The Kessler's gudgeon (Romanogobio kesslerii) is a species of freshwater ray-finned fish belonging to the family Gobionidae, the gudgeons. It is found in the Danube and Vistula drainage basins, including parts of Poland, Austria, the Czech Republic, Ukraine, Bulgaria, Romania, Moldova, Hungary, Croatia, Bosnia and Herzegovina, Serbia, Montenegro, Slovakia, and Slovenia. It is a small fish of no economic or sporting importance. It was at one time classified as Gobio kesslerii.

==Etymology==
It is named in honor of German-Russian zoologist Karl Fedorovich Kessler (1815–1881).

==Description==
Kessler's gudgeon is a shallow-bodied, silvery fish with a pointed snout that grows to a length of about 12 cm or occasionally 15 cm. It has a pair of barbels by the mouth which help it locate food and which are long enough to reach to the far side of the eye. The throat is scale-less, and there are 40 to 42 scales along the lateral line. The dorsal fin is made up of eight or nine branched rays.

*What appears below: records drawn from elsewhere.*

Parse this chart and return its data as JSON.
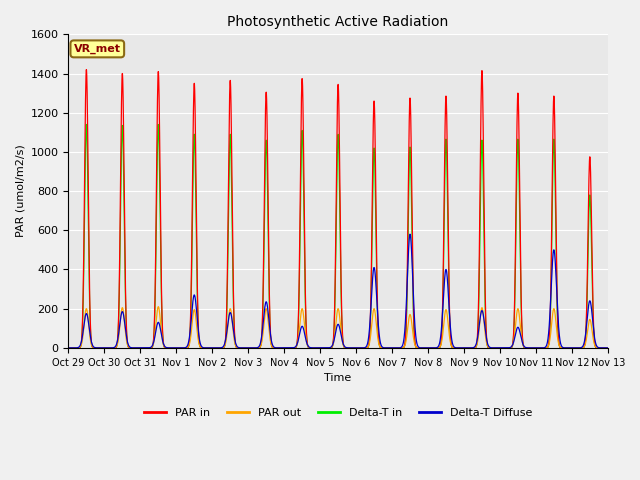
{
  "title": "Photosynthetic Active Radiation",
  "ylabel": "PAR (umol/m2/s)",
  "xlabel": "Time",
  "annotation": "VR_met",
  "ylim": [
    0,
    1600
  ],
  "plot_bg": "#e8e8e8",
  "fig_bg": "#f0f0f0",
  "colors": {
    "PAR_in": "#ff0000",
    "PAR_out": "#ffa500",
    "DT_in": "#00ee00",
    "DT_diff": "#0000cc"
  },
  "n_days": 15,
  "pts_per_day": 288,
  "day_peaks": {
    "PAR_in": [
      1420,
      1400,
      1410,
      1350,
      1365,
      1305,
      1375,
      1345,
      1260,
      1275,
      1285,
      1415,
      1300,
      1285,
      975
    ],
    "PAR_out": [
      200,
      205,
      210,
      195,
      200,
      200,
      200,
      200,
      200,
      170,
      195,
      205,
      200,
      200,
      145
    ],
    "DT_in": [
      1140,
      1135,
      1140,
      1090,
      1090,
      1060,
      1110,
      1090,
      1020,
      1025,
      1065,
      1060,
      1065,
      1065,
      780
    ],
    "DT_diff": [
      175,
      185,
      130,
      270,
      180,
      235,
      110,
      120,
      410,
      580,
      400,
      190,
      105,
      500,
      240
    ]
  },
  "tick_labels": [
    "Oct 29",
    "Oct 30",
    "Oct 31",
    "Nov 1",
    "Nov 2",
    "Nov 3",
    "Nov 4",
    "Nov 5",
    "Nov 6",
    "Nov 7",
    "Nov 8",
    "Nov 9",
    "Nov 10",
    "Nov 11",
    "Nov 12",
    "Nov 13"
  ],
  "figsize": [
    6.4,
    4.8
  ],
  "dpi": 100
}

==Distribution and habitat==
Kessler's gudgeon is found in rivers and streams in the Danube basin, and favours stretches of fast-flowing water with sandy bottoms where the gradient begins to ease off at the foot of the mountains. It is also known from the San River system within the Vistula drainage area.

==Biology==
Kessler's gudgeon is gregarious and feeds on invertebrates that lie on the river bed and prey that drifts past on the current.

Adults mature at two to three years of age, and spawning takes place in summer. The fish congregate in shallow areas with sandy or gravelly substrates and rise to the surface. The females release their eggs in batches, and the males release their milt. The eggs gradually sink to the bottom, where they stick to stones and weeds.

==Status==
Kessler's gudgeon is listed as of "Least Concern" by the IUCN Red List of Threatened Species. There is some pollution of the rivers in which it lives and economic development on their banks. Its numbers are declining slowly, but it is a common species and does not currently warrant a higher level category.